Friday, May 27, 2016

How webtoons have turned me to the 'manhwa side'

A few months ago while I was busy studying my life away, I made a very interesting discovery. I don't know how I ended up downloading this app called Webtoons but I can only assume that I found it through the app called Line (which I was already using).


So what are Webtoons? From what I learned, it is a "Korean manhwa that is published online." They are usually in color or a grayscale type of color and are read scrolling down instead of reading left to right (but there are some that are read this way).

 Just an example (Cheese in the Trap, Ep. 0 - Prologue)...

There is also an app called Webtoons which caters to English speakers. Some of the comics on there are created by non-Korean artists. Does this revoke the comic's manhwa title? You decide. 


Many of the popular Korean comics are translated from a website called Naver and then uploaded onto Webtoons. Unfortunately, some of the official manhwa are very, very far behind in translation. A good example is Cheese in the Trap (a brilliant and engaging psychological thriller/romance/comedy) which is already in season 4 in Korea and is still in season 2 in the US.

These webtoons have really enlightened me to the vast potential of comics. There are some webtoons that have music, animation, and sound effects, to give an example. It's incredible and before webtoons, I've never thought of these effects being used for comics. Supplemental effects can greatly enhance the experience of reading these stories.

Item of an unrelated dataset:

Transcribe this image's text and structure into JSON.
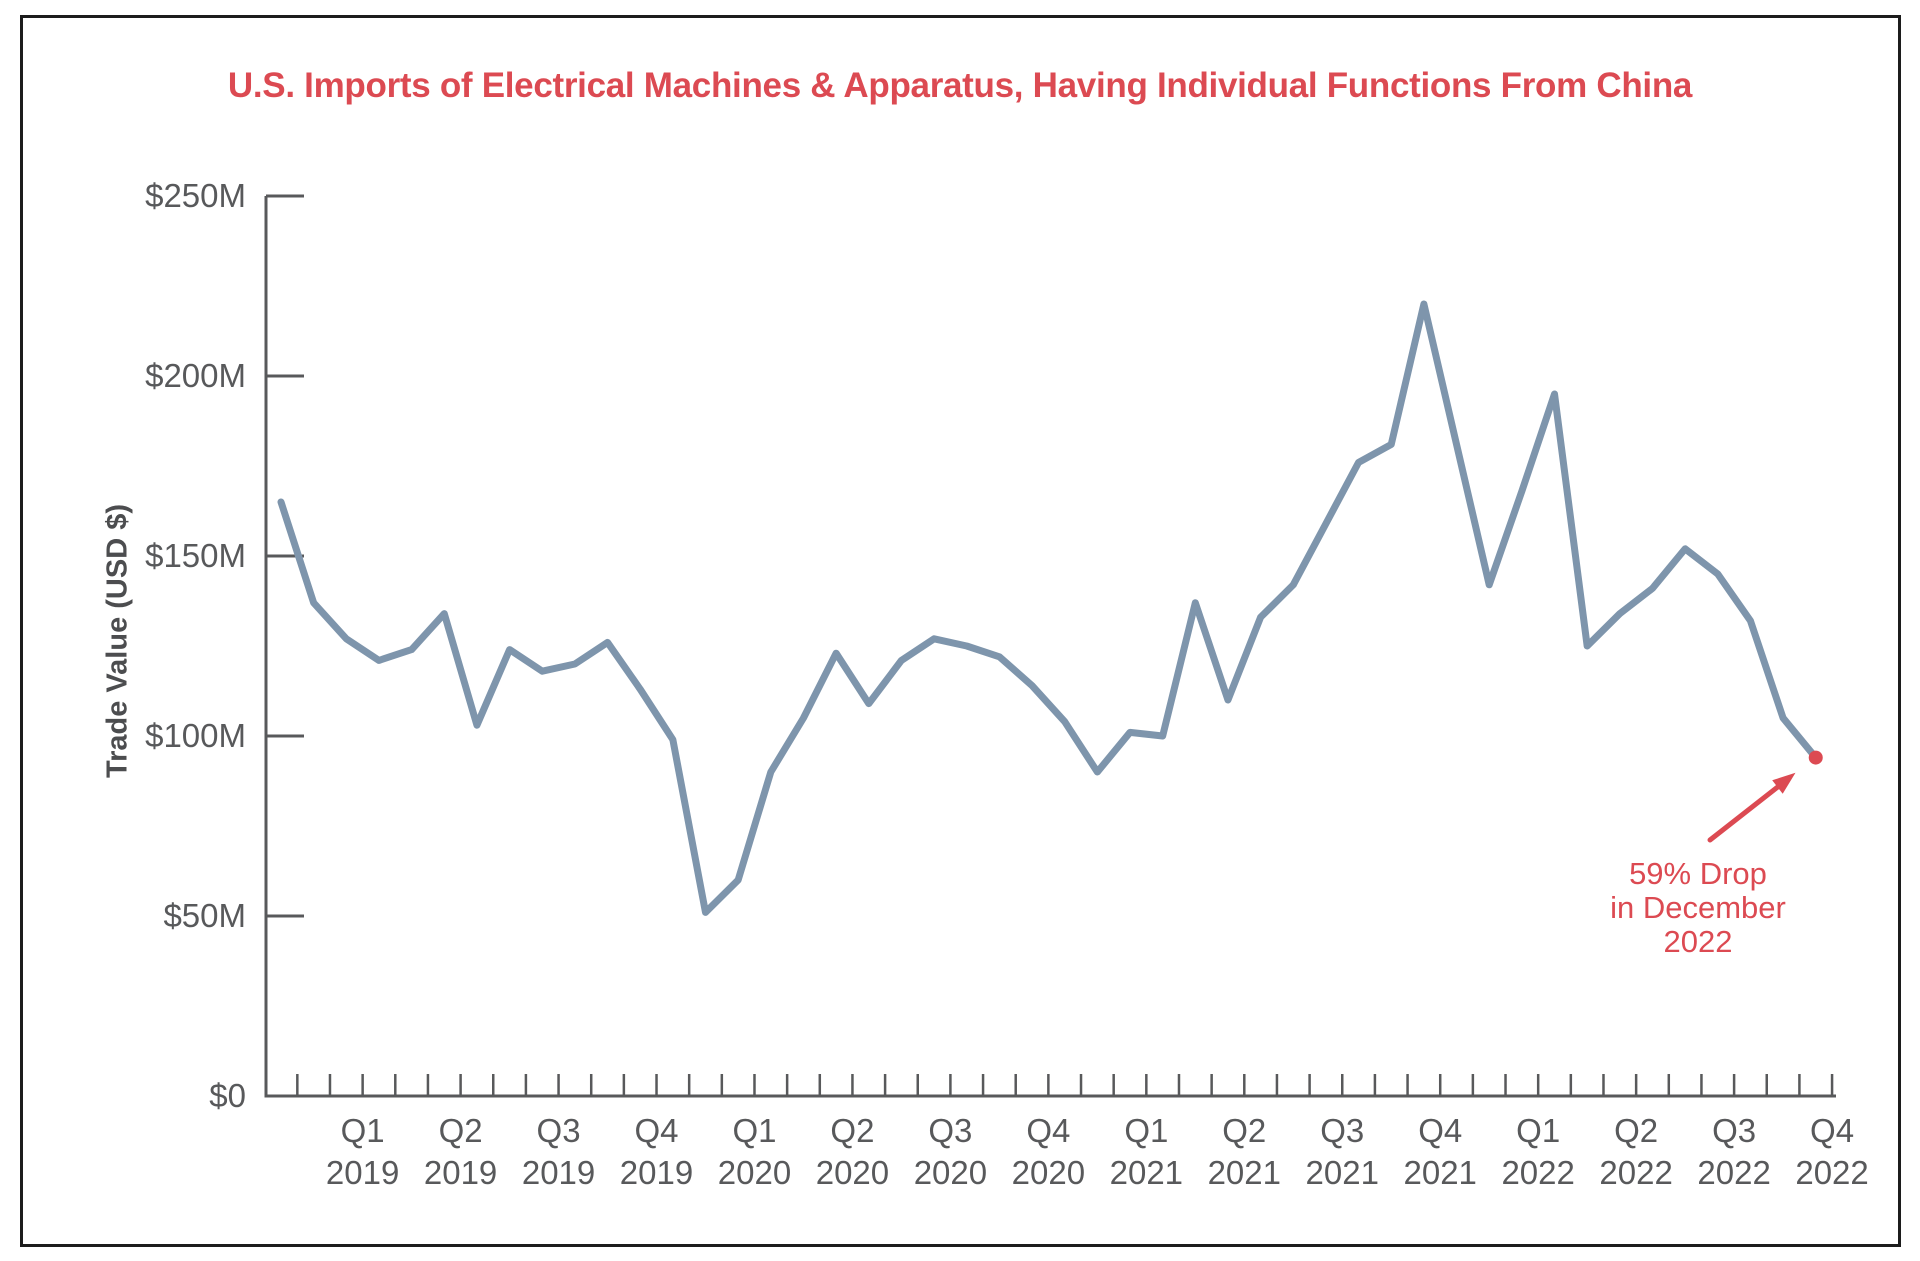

I'm really glad I discovered webtoons. They brightened my day when I was tired from studying all the time and opened my eyes to the immense potential for the future of comics. I can see how advanced Korea has gotten with comics and I'm so excited to see manhwa evolving and paving their own way in the comics world. I've been sold on manhwa webtoons and never going back.

Thursday, May 12, 2016

The hardest semester is over

In our program, this semester is said to be the most difficult and stressful. I've been officially out of 3rd semester for two days since I finished finals. \(^0^)/

I've been trying to stay productive, making "To-Do" lists. It's been working pretty well so far. I'm in the process of making a summer study schedule and planning my trips, mainly to Korea with my dad and Hawaii (for a cousin's graduation party). I feel really fortunate to be able to go on these trips. Dad used to work for an airline so our family has had flight benefits all my life. 

Although this semester has been difficult, I didn't feel its effects as harshly as some people did. I'm sure it's due to me not working and doing school at the same time.. My good friend in the class was doing 35 hours a week of work and school; She ended up failing mental health nursing...  After she didn't pass, another friend that I just started to get to know well ended up dropping out. The loss of my only 'friends' in the class is what gave me a harder time. It was more of an emotional thing for me and learning to make it on my own.

At the very end during the final exam, I realized how truly sad I felt. I felt the sudden reality of my situation, the fact that I was now alone again. A feeling of isolation.


I get along well with the rest of my classmates, but we're more acquaintances than friends. By now, everyone has already formed their own small cliques or groups.  Even adults have cliques. It doesn't end after high school. I wonder if most people realize what a blessing it is to have at least one friend in a class, or any situation for that matter. I anticipated this happening (my friends either failing a course or dropping out).

~ Now for some emo story time! So, this is not the first time a friend abandoned left me in a class to fend for myself when I needed them. The worst experience I've ever had in my life with this kind of situation was in high school. I took a bowling class elective and it was time to partner up with someone. We would go through the entire length of the class with this partner we chose. I was going to ask a friend but this other girl who was kind-of-my-friend asked me to be her partner. She became my partner for the class. Well just a few weeks into the course, my partner ended up dropping the class leaving me alone and lo' and behold, no one was available to be my new partner. It was such a sad and pitiful situation. I had to partner with the instructor every so often. Yeah, it wouldn't have been as bad if she were always partnered with me but it wasn't like that and often, I would have to bowl with no partner against two people. This was supposed to be a fun class for me but ended up becoming a shitty memory. It did do one thing for me though. It made me realize that you can't rely on anyone but yourself, especially if the people involved are not your family or super close friends.    ~ Fin.

I put up a brave face for months after my only good friend failed the class. I found solace in a new friend yet she ended up dropping the course about a month before it was finished. I think this affected me more than I expected. When I got home after finals, I literally crawled into bed and slept for 5 hours. I usually escape to my unconsciousness through sleep when I feel stressed. It seems better than taking benzo's or drinking..

In the future, I'll have to learn to rely on myself but also use my resources (i.e. classmates). It will be lonely but at least it's the last semester.